Auch Joachim Scholl hat einen dieser typischen Hesse-Seufzer als Titel seiner Sendung gewählt: „Ich war ein Suchender und bin es noch“. Scholl diskutiert mit Experten über die Aktualität des Dichters. Finden wir nur noch abgelebte Rollenmodelle, für immer verblasste Bilder, eine endgültig überwundene Naivität? (Deutschlandradio, 28. Juni, ab 23 Uhr 05, UKW 89,6 MHz).

Ein Zeitgenosse Hesses, und doch kein Seelenverwandter, war der Schriftsteller Kafka. In „Kafkas Zoo“ führt uns ein schönes Feature von Robert Schurz. An vielen Stellen in Kafkas Werk tauchen merkwürdige Tiere auf. Singende Mäuse, forschende Hunde, schreibende Affen. Es sind nicht die üblichen symbolischen Kreaturen, die dem Menschen einen Spiegel vorhalten sollen. Bei Kafka, so Autor Schurz, geht es tatsächlich um Tiere. Um die Herrschaftsgesten, mit denen der Mensch die Kreatur neben sich demütigt, benutzt und schließlich zerstört (Deutschlandradio, 27. Juni, 0 Uhr 05).

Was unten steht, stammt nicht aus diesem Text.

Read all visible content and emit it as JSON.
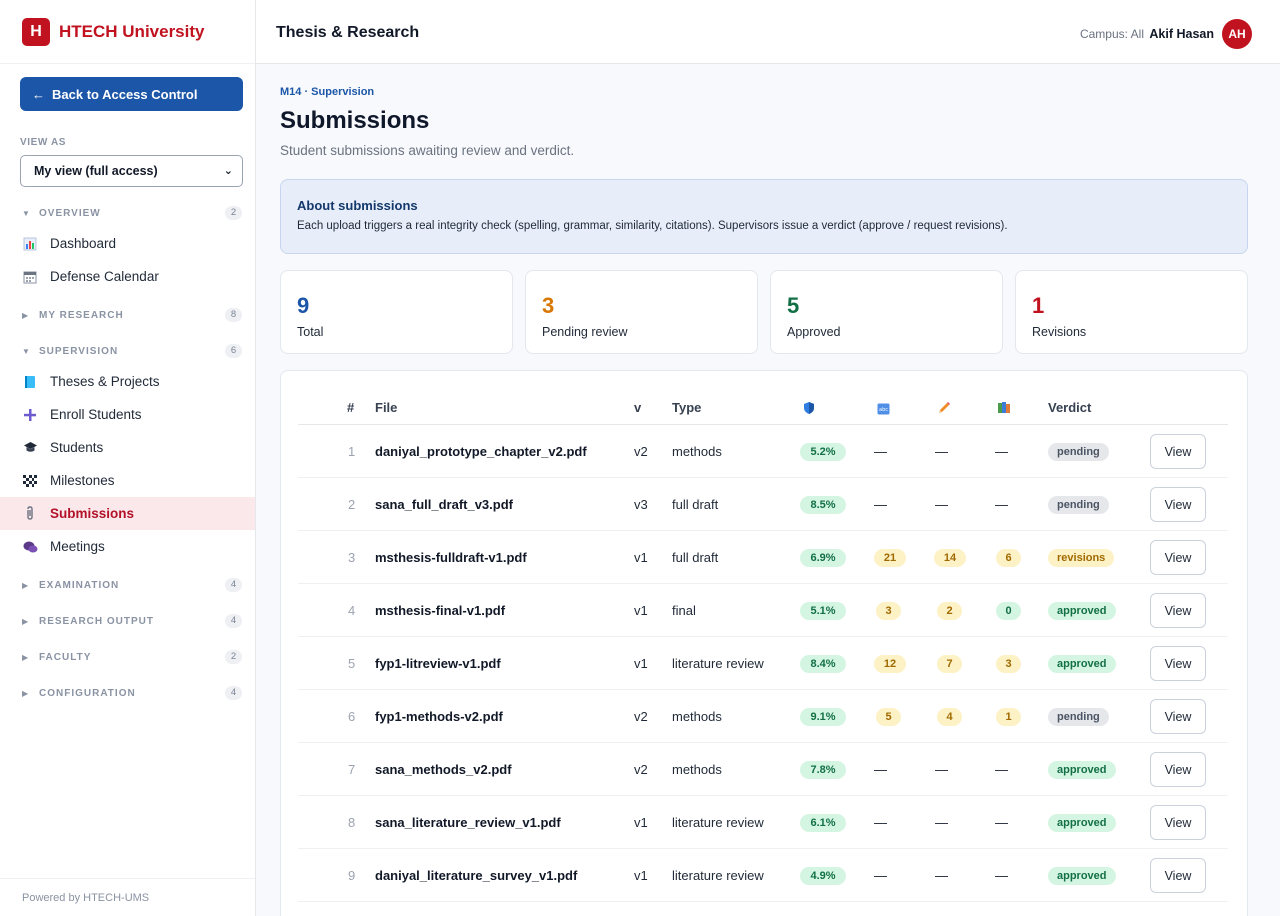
{
  "brand": {
    "logo_letter": "H",
    "name": "HTECH University"
  },
  "sidebar": {
    "back_button": "Back to Access Control",
    "view_as_label": "VIEW AS",
    "view_as_value": "My view (full access)",
    "sections": [
      {
        "label": "OVERVIEW",
        "count": "2",
        "expanded": true,
        "items": [
          {
            "label": "Dashboard",
            "icon": "bar-chart-icon"
          },
          {
            "label": "Defense Calendar",
            "icon": "calendar-icon"
          }
        ]
      },
      {
        "label": "MY RESEARCH",
        "count": "8",
        "expanded": false
      },
      {
        "label": "SUPERVISION",
        "count": "6",
        "expanded": true,
        "items": [
          {
            "label": "Theses & Projects",
            "icon": "book-icon"
          },
          {
            "label": "Enroll Students",
            "icon": "plus-icon"
          },
          {
            "label": "Students",
            "icon": "graduation-cap-icon"
          },
          {
            "label": "Milestones",
            "icon": "checkered-flag-icon"
          },
          {
            "label": "Submissions",
            "icon": "paperclip-icon",
            "active": true
          },
          {
            "label": "Meetings",
            "icon": "chat-bubbles-icon"
          }
        ]
      },
      {
        "label": "EXAMINATION",
        "count": "4",
        "expanded": false
      },
      {
        "label": "RESEARCH OUTPUT",
        "count": "4",
        "expanded": false
      },
      {
        "label": "FACULTY",
        "count": "2",
        "expanded": false
      },
      {
        "label": "CONFIGURATION",
        "count": "4",
        "expanded": false
      }
    ],
    "footer": "Powered by HTECH-UMS"
  },
  "topbar": {
    "title": "Thesis & Research",
    "campus": "Campus: All",
    "user_name": "Akif Hasan",
    "user_initials": "AH"
  },
  "page": {
    "breadcrumb": "M14 · Supervision",
    "title": "Submissions",
    "subtitle": "Student submissions awaiting review and verdict.",
    "info_title": "About submissions",
    "info_text": "Each upload triggers a real integrity check (spelling, grammar, similarity, citations). Supervisors issue a verdict (approve / request revisions)."
  },
  "stats": [
    {
      "value": "9",
      "label": "Total",
      "color": "#1c56a8"
    },
    {
      "value": "3",
      "label": "Pending review",
      "color": "#d97706"
    },
    {
      "value": "5",
      "label": "Approved",
      "color": "#127044"
    },
    {
      "value": "1",
      "label": "Revisions",
      "color": "#c1121f"
    }
  ],
  "table": {
    "headers": {
      "index": "#",
      "file": "File",
      "version": "v",
      "type": "Type",
      "verdict": "Verdict"
    },
    "icon_headers": [
      "shield-icon",
      "abc-spelling-icon",
      "pencil-icon",
      "books-icon"
    ],
    "view_label": "View",
    "rows": [
      {
        "index": "1",
        "file": "daniyal_prototype_chapter_v2.pdf",
        "version": "v2",
        "type": "methods",
        "similarity": "5.2%",
        "spelling": "—",
        "grammar": "—",
        "citations": "—",
        "verdict": "pending"
      },
      {
        "index": "2",
        "file": "sana_full_draft_v3.pdf",
        "version": "v3",
        "type": "full draft",
        "similarity": "8.5%",
        "spelling": "—",
        "grammar": "—",
        "citations": "—",
        "verdict": "pending"
      },
      {
        "index": "3",
        "file": "msthesis-fulldraft-v1.pdf",
        "version": "v1",
        "type": "full draft",
        "similarity": "6.9%",
        "spelling": "21",
        "grammar": "14",
        "citations": "6",
        "verdict": "revisions"
      },
      {
        "index": "4",
        "file": "msthesis-final-v1.pdf",
        "version": "v1",
        "type": "final",
        "similarity": "5.1%",
        "spelling": "3",
        "grammar": "2",
        "citations": "0",
        "verdict": "approved"
      },
      {
        "index": "5",
        "file": "fyp1-litreview-v1.pdf",
        "version": "v1",
        "type": "literature review",
        "similarity": "8.4%",
        "spelling": "12",
        "grammar": "7",
        "citations": "3",
        "verdict": "approved"
      },
      {
        "index": "6",
        "file": "fyp1-methods-v2.pdf",
        "version": "v2",
        "type": "methods",
        "similarity": "9.1%",
        "spelling": "5",
        "grammar": "4",
        "citations": "1",
        "verdict": "pending"
      },
      {
        "index": "7",
        "file": "sana_methods_v2.pdf",
        "version": "v2",
        "type": "methods",
        "similarity": "7.8%",
        "spelling": "—",
        "grammar": "—",
        "citations": "—",
        "verdict": "approved"
      },
      {
        "index": "8",
        "file": "sana_literature_review_v1.pdf",
        "version": "v1",
        "type": "literature review",
        "similarity": "6.1%",
        "spelling": "—",
        "grammar": "—",
        "citations": "—",
        "verdict": "approved"
      },
      {
        "index": "9",
        "file": "daniyal_literature_survey_v1.pdf",
        "version": "v1",
        "type": "literature review",
        "similarity": "4.9%",
        "spelling": "—",
        "grammar": "—",
        "citations": "—",
        "verdict": "approved"
      }
    ]
  }
}
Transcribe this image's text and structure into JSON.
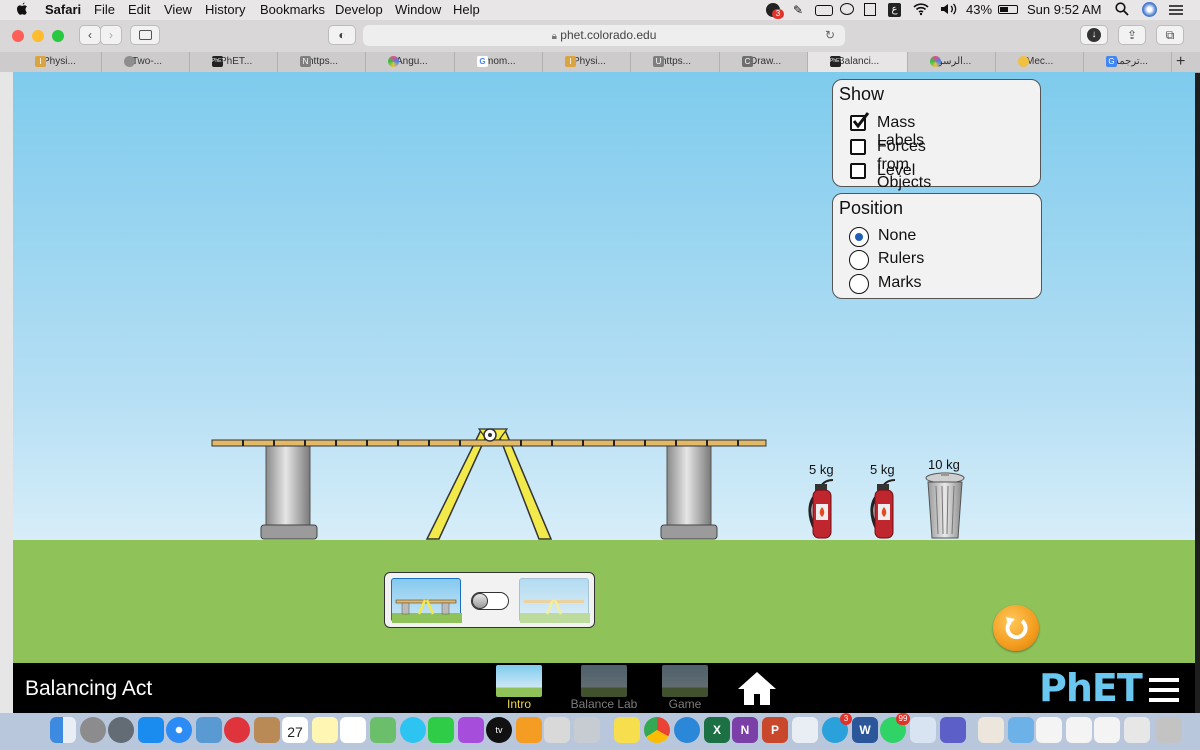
{
  "menubar": {
    "app": "Safari",
    "menus": [
      "File",
      "Edit",
      "View",
      "History",
      "Bookmarks",
      "Develop",
      "Window",
      "Help"
    ],
    "badge_count": "3",
    "battery": "43%",
    "clock": "Sun 9:52 AM"
  },
  "browser": {
    "url": "phet.colorado.edu",
    "tabs": [
      {
        "label": "Physi...",
        "favicon_color": "#d9a441"
      },
      {
        "label": "Two-...",
        "favicon_color": "#8e8e8e"
      },
      {
        "label": "PhET...",
        "favicon_color": "#222222"
      },
      {
        "label": "https...",
        "favicon_color": "#7f7f7f"
      },
      {
        "label": "Angu...",
        "favicon_color": "#e44d8a"
      },
      {
        "label": "mom...",
        "favicon_color": "#4285f4"
      },
      {
        "label": "Physi...",
        "favicon_color": "#d9a441"
      },
      {
        "label": "https...",
        "favicon_color": "#7f7f7f"
      },
      {
        "label": "Draw...",
        "favicon_color": "#6f6f6f"
      },
      {
        "label": "Balanci...",
        "favicon_color": "#222222"
      },
      {
        "label": "الرسو...",
        "favicon_color": "#e44d8a"
      },
      {
        "label": "Mec...",
        "favicon_color": "#f0c040"
      },
      {
        "label": "ترجمة...",
        "favicon_color": "#4285f4"
      }
    ],
    "active_tab_index": 9,
    "tab_letters": [
      "I",
      "",
      "PhET",
      "N",
      "",
      "G",
      "I",
      "U",
      "C",
      "PhET",
      "",
      "",
      "G"
    ]
  },
  "sim": {
    "show_panel": {
      "title": "Show",
      "options": [
        {
          "label": "Mass Labels",
          "checked": true
        },
        {
          "label": "Forces from Objects",
          "checked": false
        },
        {
          "label": "Level",
          "checked": false
        }
      ]
    },
    "position_panel": {
      "title": "Position",
      "options": [
        {
          "label": "None",
          "selected": true
        },
        {
          "label": "Rulers",
          "selected": false
        },
        {
          "label": "Marks",
          "selected": false
        }
      ]
    },
    "masses": [
      {
        "label": "5 kg",
        "object": "fire-extinguisher"
      },
      {
        "label": "5 kg",
        "object": "fire-extinguisher"
      },
      {
        "label": "10 kg",
        "object": "trash-can"
      }
    ],
    "supports_toggle": {
      "state": "supports-on"
    },
    "colors": {
      "accent": "#f39c1e",
      "plank": "#e3b866",
      "fulcrum": "#f2e94a",
      "ground": "#8fc35a"
    }
  },
  "nav": {
    "sim_title": "Balancing Act",
    "screens": [
      {
        "label": "Intro",
        "active": true
      },
      {
        "label": "Balance Lab",
        "active": false
      },
      {
        "label": "Game",
        "active": false
      }
    ],
    "brand": "PhET"
  },
  "dock": {
    "calendar_date": "27",
    "telegram_badge": "3",
    "whatsapp_badge": "99"
  }
}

Ein literarischer Bestseller war vor Jahresfrist der Roman „Neununddreißig neunzig“ von Frédéric Beigbeder. Autor und Ich-Erzähler sind beide desertierte Helden der Werbebranche. Ehemalige Fachleute des schönen Scheins, die nun die Praktiken ihres Berufsstandes gnadenlos sezieren. Man liest es mit fasziniertem Grausen. Wer bisher den opulenten Anschaffungspreis gescheut hat, kann sich nun via Hörspielfassung mit Beigbeders Enthüllungen bekannt machen (SWR 2, 23. Juni, 16 Uhr 05, Kabel UKW 107,85 MHz).